As my provider was going to update PHP to a new version which may impact my Joomla installation the question was: do we upgrade or go back to static pages?

The only reason for using Joomla was to have a common template for pages to work with and not having to deal with making sure the same navigation bar and footer is used for all pages. Creating links is no big deal and as long as the menu stays unchanged the only thing missing was the templating stuff and a responsive layout. My experience with installing Joomla was several days needed to get it to work and at least one failed try in creating a web page. Writing html is no big deal and there was no real need for a full content management system.

The layout was quickly found at Wrap Bootstrap and a license purchased. The example code for our choice, the Highland Theme was very nicely structured anyways so how hard could it be to implent a templating mechanism to generate our web page?

It turns out it is not difficult at all and takes about 3 hours using Java and could be easily reproduce in any other language providing functions to read text files and replace strings in strings.

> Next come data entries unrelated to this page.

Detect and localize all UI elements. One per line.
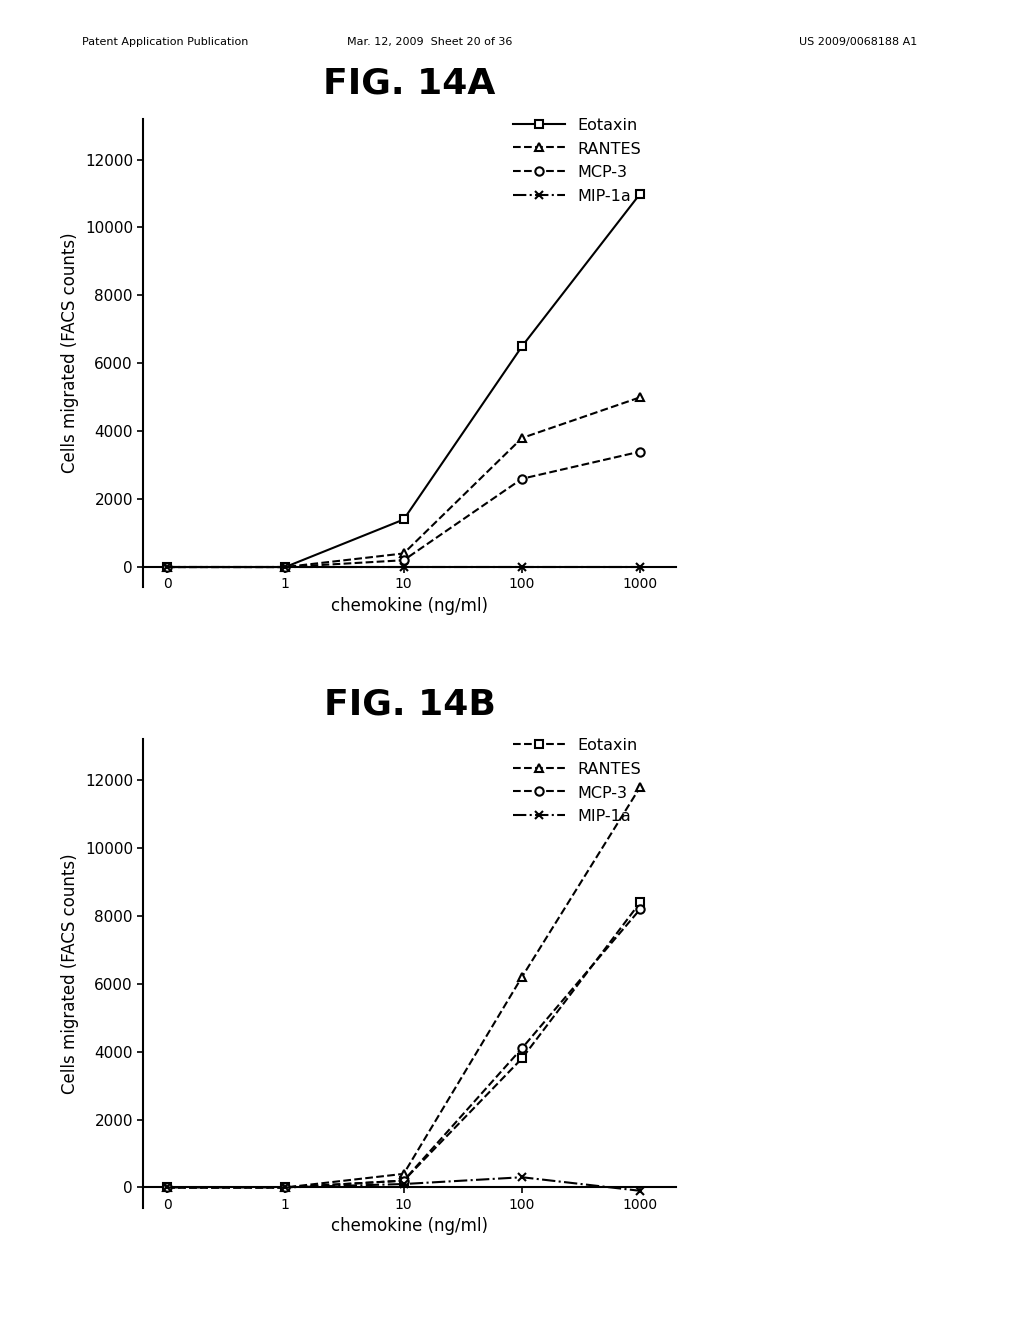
Text: Patent Application Publication: Patent Application Publication — [82, 37, 248, 48]
X-axis label: chemokine (ng/ml): chemokine (ng/ml) — [331, 1217, 488, 1236]
Y-axis label: Cells migrated (FACS counts): Cells migrated (FACS counts) — [61, 853, 79, 1094]
Legend: Eotaxin, RANTES, MCP-3, MIP-1a: Eotaxin, RANTES, MCP-3, MIP-1a — [513, 738, 641, 824]
Text: US 2009/0068188 A1: US 2009/0068188 A1 — [799, 37, 916, 48]
X-axis label: chemokine (ng/ml): chemokine (ng/ml) — [331, 597, 488, 615]
Y-axis label: Cells migrated (FACS counts): Cells migrated (FACS counts) — [61, 232, 79, 474]
Title: FIG. 14A: FIG. 14A — [324, 67, 496, 100]
Legend: Eotaxin, RANTES, MCP-3, MIP-1a: Eotaxin, RANTES, MCP-3, MIP-1a — [513, 117, 641, 203]
Title: FIG. 14B: FIG. 14B — [324, 688, 496, 721]
Text: Mar. 12, 2009  Sheet 20 of 36: Mar. 12, 2009 Sheet 20 of 36 — [347, 37, 513, 48]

Ideally there is support for json parsing as well for additional configurations. The code was ready in about 30 minutes, most of the time was spent trying out different ways to generate the pages, deciding how to define the output and fixing bugs in the html.

Starting point was the index html file which was split into a header, navigation, content and footer part. Each of them ends up in a single html file and an additional html file defining how to tie the parts together. Each page is described in a single json file which is needed to define the target location as I am putting the templates in a subfolder. The json also defines the content for each element on the page so which content to use for the header, the navigation bar, ...

As the header, navigation and footer part are the same for all pages anyways these could be left out of the configuration and a standard used instead. Same for the target location as the output file name is normally the same as the name for the json files, just one level up in the folder hierarchy. This leaves only one tag in the file defining which file to use as content source. If you define the content file name is always the same as the definition file name plus a prefix you can leave this out of the configuration for all standard pages as well. At this point the configuration becomes empty as everything is defined by the file name and a bunch of conventions.

The drawback of this scheme is you add an additional compilation step between writing your page and looking at the results. On the other hand you can control the output more directly and there is no need for databases and the content is just a bunch of static pages which can be easily cached on the web server.

The additional benefit here is how easy it now becomes tracking the web site content using something like Mercurial or Git. This gives you version control and easy ways to create backups. Updating the page on the server is just uploading the new or updated files and deleting anything obsolete.

The effort to switch to a new website was not quite zero but the end result looks much better than the old version and uses a responsive design making the page work and look better on small screens. Editing the pages in Notepad++ seems a bit old-school but the additional control over the results is well worth it.